Bu bölümü ufacık olan Egoist ailemize yeni katılan scrtdreamer arkadaşcağızıma ithaf ediyorum. Normalde bu bölüm Sevgililer Günü özel bir bölüm olacaktı fakat biraz geç kaldım. Biraz mı diyen insancıklar haklısınız. iyi okumalar. Oy ve yorumlarınızı bekliyorum bebişlerimmm
Acı.
Maddi acı, manevi acının yanında ne ki. İşte yine geliyordu. 2 yıldır olmayan şey, krizlerim yine geliyordu. Zaten sinir krizlerimin başkarakteri hep babamdı. Çıkmasının sebebi de babamdı zaten. Başka hiçbir sorunum yoktu benim de. Normal gençler gibi ben de çok iyi bir insandım. Herkesten farklı olabilirim ve bunun sebebi hep babam olmuştur. Dünyadan nefret etmemin sebebi, insanlardan nefret etmemin sebebi, erkeklerden ve aşktan nefret etmemin tek sebebi babamdı.

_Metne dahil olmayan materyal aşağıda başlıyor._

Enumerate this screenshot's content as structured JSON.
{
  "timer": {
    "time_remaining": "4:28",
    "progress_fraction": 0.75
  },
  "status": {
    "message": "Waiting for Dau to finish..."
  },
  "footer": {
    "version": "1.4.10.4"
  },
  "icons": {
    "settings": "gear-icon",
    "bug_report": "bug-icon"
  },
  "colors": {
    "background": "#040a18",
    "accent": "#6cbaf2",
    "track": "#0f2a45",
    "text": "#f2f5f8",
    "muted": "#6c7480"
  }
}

Aslı ablanın gözleri dolmuştu. Gerçekleri hazmetmek belki de en çok ona zor gelmişti. Babam nasıl bir pislik olduğunu zaten biliyordu. Ama Aslı abla, o da nasıl bir iğrençliğin içinde olduğunu biliyordur fakat daha önce hiç kimse suratına vurmamıştır. Belki de o da kendince haklıdır. Sonuçta bir adamdan çocuğun var. Ondan nasıl kopacağını bilmiyordur belki. Bilemiyorum.

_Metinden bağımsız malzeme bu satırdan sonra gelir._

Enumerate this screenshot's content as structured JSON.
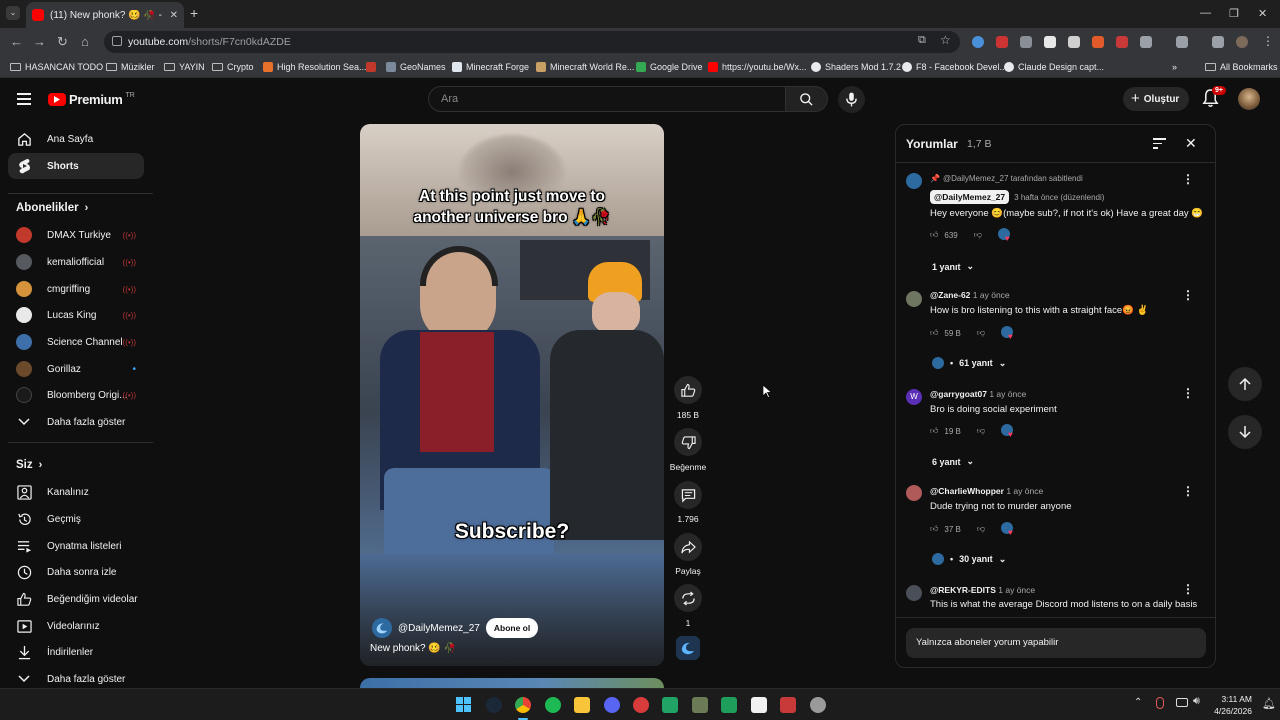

Hala kafam geride devamlı fısıldayarak sayı sayarak sakinleşmeye çalışıyordum. Genelde eskiden sinir krizi anlarımda beni sadece Uluç sakinleştirebilirdi. O benim içimi benden daha iyi bilirdi ve bana sakinleştirici şeyler söylerdi.
“Ona neler oluyor” bu babam olacak o it pezevenginin sözüydü. Daha ne olduğunu bilmeyen bir herifin kızıydım işte ben.
“Kapa çeneni, sinir krizi geçiriyor. Daha önceden böyle bir hastalığı var mıydı?” kulağıma uğultu gibi geliyordu bu ses. Aklımı zor tutuyordum. Şu anda etrafımdaki her şeyi dağıtıp saldırmam gerekiyordu. Fakat kendimi dizginlemeliydim. Dayanağını bul Buse. Acele et.
“Bana bak Buse? Bana dön şimdi beraber bunun üstesinden geleceğiz” dedi Buğra kollarımı tutarken. Tırnaklarım artık etime geçmişti ve sıcak ama çok az bir sıvı hissettim elimde.
“Ellerini bırak Buse beni tut” dedi Buğra ve ellerimi açmaya çalıştı. Yavaş davranmaya çalışıyordu fakat ellerim açılmıyordu. Zorla ellerimi açtı ve saçlarına götürdü. Artık ellerim ellerimi değil onun saçlarını çekiyordu. Böyle bir şey neden yaptığını anlamaya çalışıyordum.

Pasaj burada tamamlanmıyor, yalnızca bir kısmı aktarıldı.